Preocupa-nos saber que inúmeros jovens estão desenvolvendo transtornos mentais provenientes do uso excessivo da Internet. Muitos já são diagnosticados com distúrbios severos de personalidade ou mesmo sofrendo de déficits de aprendizagem e do sono, compulsões, depressão e ansiedade. Além disso, assusta-nos os noticiários televisivos destacando os casos de adolescentes ou até mesmo crianças envolvidos viciosamente nos jogos patológicos.

Essa anti-realidade legitimada pelo “virtual” traz danos profundos à saúde mental do adolescente, este que, condicionado pelas armadilhas da “Net”, deixa-se influenciar pelos modismos da rede, configurando seu comportamento por campos nunca antes vivenciados. Nesse cenário, tornam-se presas fáceis para os crimes cibernéticos, não sabendo lidar com a enxurrada de estímulos que esse universo apresenta.
A geração digital, (hiper) atarefada com o universo midiático, também está adoecendo rapidamente de transtornos relacionados à dependência tecnológica. O uso constante e demasiado do celular, tablet e demais utensílios tecnológico oferecidos pela Internet, produz efeitos neurofisiológicos negativos na estrutura psíquica do jovem. Muitos já apresentam alterações no processo do sono, dormindo muito menos do que ocorria devido o tempo que ficam  conectados ; outros se tornam agressivos e irritáveis quando não estão usando o celular ou o computador; problemas oftalmológicos precoces já são diagnosticados nessa geração; problemas relacionados à falta de alimentação, desenvolvendo quadros de anorexia ou bulimia; casos de automutilações também estão aumentando e assim por diante.
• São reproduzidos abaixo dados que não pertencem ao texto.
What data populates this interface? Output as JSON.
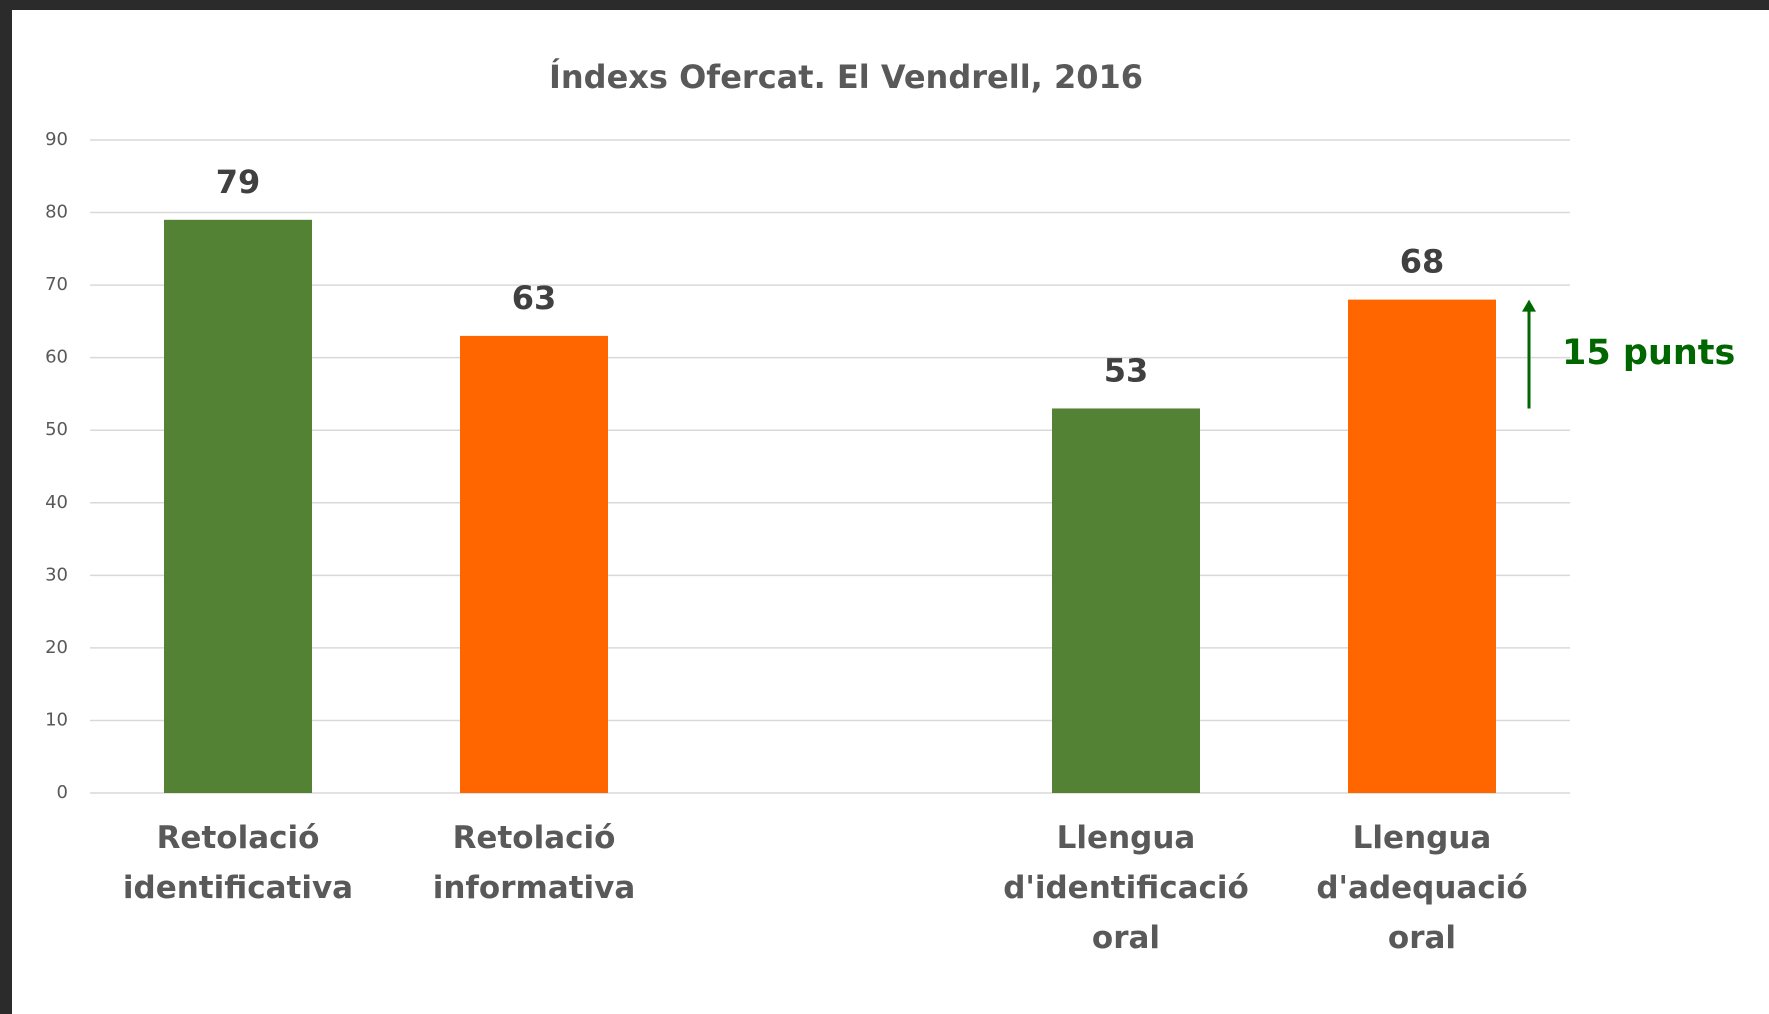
{
  "chart_data": {
    "type": "bar",
    "title": "Índexs Ofercat. El Vendrell, 2016",
    "categories": [
      "Retolació identificativa",
      "Retolació informativa",
      null,
      "Llengua d'identificació oral",
      "Llengua d'adequació oral"
    ],
    "values": [
      79,
      63,
      null,
      53,
      68
    ],
    "colors": [
      "#548235",
      "#ff6600",
      null,
      "#548235",
      "#ff6600"
    ],
    "ylim": [
      0,
      90
    ],
    "yticks": [
      0,
      10,
      20,
      30,
      40,
      50,
      60,
      70,
      80,
      90
    ],
    "grid": true,
    "annotation": {
      "text": "15 punts",
      "color": "#006600"
    }
  }
}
Diante disso tudo, precisamos urgentemente instruir e conscientizar os nossos adolescentes para que saibam utilizar esses recursos com mais responsabilidade e assertividade. É importante destacar que um dos primeiros passos para a abordagem do adolescente que se encontra na situação de vulnerabilidade, é a própria avaliação do grau de sofrimento que o mesmo apresenta, e, por conseguinte, à identificação de todos os fatores que estão induzindo sua prática virtual. Salienta-se ainda que o comportamento da automutilação induzido pelo jogo ou mesmo o risco suicida pode também está associado a um contexto variado de patologias mentais, como: os transtornos depressivos e ansiosos.
Além disso, as ações e estratégias preventivas por meio de palestras e momentos formativos nas escolas e demais instituições públicas ou mesmo privadas que atuam com essa demanda. A parceria com profissionais da área da saúde mental também é uma via relevante, haja vista que os adolescentes que apresentam quadros de dependências para o adoecimento mental precisam ser acompanhados, principalmente por psicólogos especializados para cuidar desses casos.
  

Urgente se faz, portanto, agirmos enquanto há tempo.